Two views of the first squashing. I call it the "first" only because there is no attempt to fit the perimeter of the cut edges to the pipe insert. The pipe insert is the outline of the bow, bent from 1/2 inch water pipe. The tank metal is welded to that, not to the opposite side of the tank. You can see the pipe inside the tank between the visegrips in this next pic. The visegrips and hinge was added prior to getting to the "second" session.
 first squashing 1.jpg)
The "second" session, when the squashed tank metal is pressing out and hitting the threaded rod of the squasher jig. At this time, i also must watch that the tank metal isn't pressed inbetween the pipe outline, but is squashed only to tangent of the round pipe, where it will be finally trimmed and welded. You can see the hinge was removed and the tank metal is clamped to the pipe at a couple places, mostly to stop the pipe from wandering around inside. As it's my reference to trimming the leading edge, it must not move after it is referenced to the opposite end of the tank.

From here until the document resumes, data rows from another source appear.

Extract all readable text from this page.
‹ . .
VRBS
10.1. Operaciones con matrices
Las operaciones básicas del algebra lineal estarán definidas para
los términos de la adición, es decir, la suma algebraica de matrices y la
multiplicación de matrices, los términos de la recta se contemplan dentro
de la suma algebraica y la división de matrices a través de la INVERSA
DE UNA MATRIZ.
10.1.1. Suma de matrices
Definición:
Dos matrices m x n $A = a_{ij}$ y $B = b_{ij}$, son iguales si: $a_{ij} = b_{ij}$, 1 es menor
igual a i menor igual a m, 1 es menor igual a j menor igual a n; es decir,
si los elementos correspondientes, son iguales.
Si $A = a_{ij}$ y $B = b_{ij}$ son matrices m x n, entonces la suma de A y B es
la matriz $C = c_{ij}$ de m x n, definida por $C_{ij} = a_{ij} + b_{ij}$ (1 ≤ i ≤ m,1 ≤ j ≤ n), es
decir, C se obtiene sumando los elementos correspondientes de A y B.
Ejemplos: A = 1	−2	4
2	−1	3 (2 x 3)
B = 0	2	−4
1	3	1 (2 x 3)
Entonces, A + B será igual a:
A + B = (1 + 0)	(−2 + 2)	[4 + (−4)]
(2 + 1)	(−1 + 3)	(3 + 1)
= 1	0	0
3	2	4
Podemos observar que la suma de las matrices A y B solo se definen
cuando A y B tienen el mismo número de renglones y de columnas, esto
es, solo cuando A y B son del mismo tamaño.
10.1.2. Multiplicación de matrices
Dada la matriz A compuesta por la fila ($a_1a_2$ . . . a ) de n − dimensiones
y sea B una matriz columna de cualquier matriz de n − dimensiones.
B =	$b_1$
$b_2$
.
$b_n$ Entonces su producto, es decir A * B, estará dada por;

 after first trimming.jpg)
Note the silver colored rod sticking out, it is temporary, just laying there, and holding the pipe inside roughly centered as i grind and pound the tank.
Here i am welding the tank metal to the underlying pipe, trimming the tank metal to size as it's vise-gripped to shape. Obviously, the chain holds the visegrips in place on the variably curved tank. I adjusted the chain length as i went back from the bow point. This proceedure was a huge mental block when i was making the mental movie of how to manufacture the bows, as i have no way to precut this complex curve and then hold it in place with a jig while welding. You see i removed those silver rods and tacked the pipe near the hinges left uncut near the tank top.
 some welding done1.jpg)
All the bow edges are welded. The tank still has foam insulation on it. It's dark, i stop working on it, as sanding this stuff is way too dirty to do inside.
Sanded it, done outside. The welding is cleaned of slag and flux in prep for a 2nd pass of welding, as needed. A couple days ago, it looked like the tank standing up in the background.
The second welding and recleaning done, i brought it inside and applied Bondo to the edges. The bondo makes a finer edge (the pipe edge alone is almost an inch wide!), and covered a lot of welding sins.
The first bow tended to draw inwards along the top and bottom long welded lines on the pipe, and altho not noticeable on the boat, i tend towards perfectionism if there's no drawbacks, and added spreaders in an attempted to make it look better. Turns out, there's not difference in appearance between the finished pontoons. Despite the cutting and rewelding to make it perfect, spreaders weren't worth the effort.
I know the magic-marker line is curved down at the ends, but really, referenced to the centerline of the bow when horizontal, it's a straight line, and matched perfectly to the end of the pontoon.
Here i am using two come-alongs to winch the bows hard over and onto the pontoon tank ends, which i beveled to match the taper of the bows at that mating edge. First bow pic, then second bow pic.
 pressing 1st bow onto hull.jpg)
During the weldup. I tacked the bows to the main pontoon section 6 inches around, aligning as needed by applying a board to the pointy end of the bow and whacking it firmly with a sledgehammer.
Once i see it lines up nicely, and repeatedly cleaned, welded, and closely inspected....
... it was treated to bondo-ing to cover and blend the curves, remove the dings and gouges of the chains, ropes, and come alongs, and then a couple coats of paint were applied.
Here's the two bows after welding onto the pontoons, set beside each other, one top one is upside down, the bottom one is right side up. The lines are as perfectly aligned as i could have hoped for. The transition from bow to the straight-sided main pontoon sections is abrupt as seen here, but once the deck is attached and the hold-on strap installed, the transition appears very smooth.
The afore mentioned pipe insert / weld backer / outline. It's common 1/2 inch water pipe, bent to shape, and then cut to just under 4ft in length. The two spreaders were installed for the second bow, and really a waste of time from an appearance point of view, altho they surely added some strength.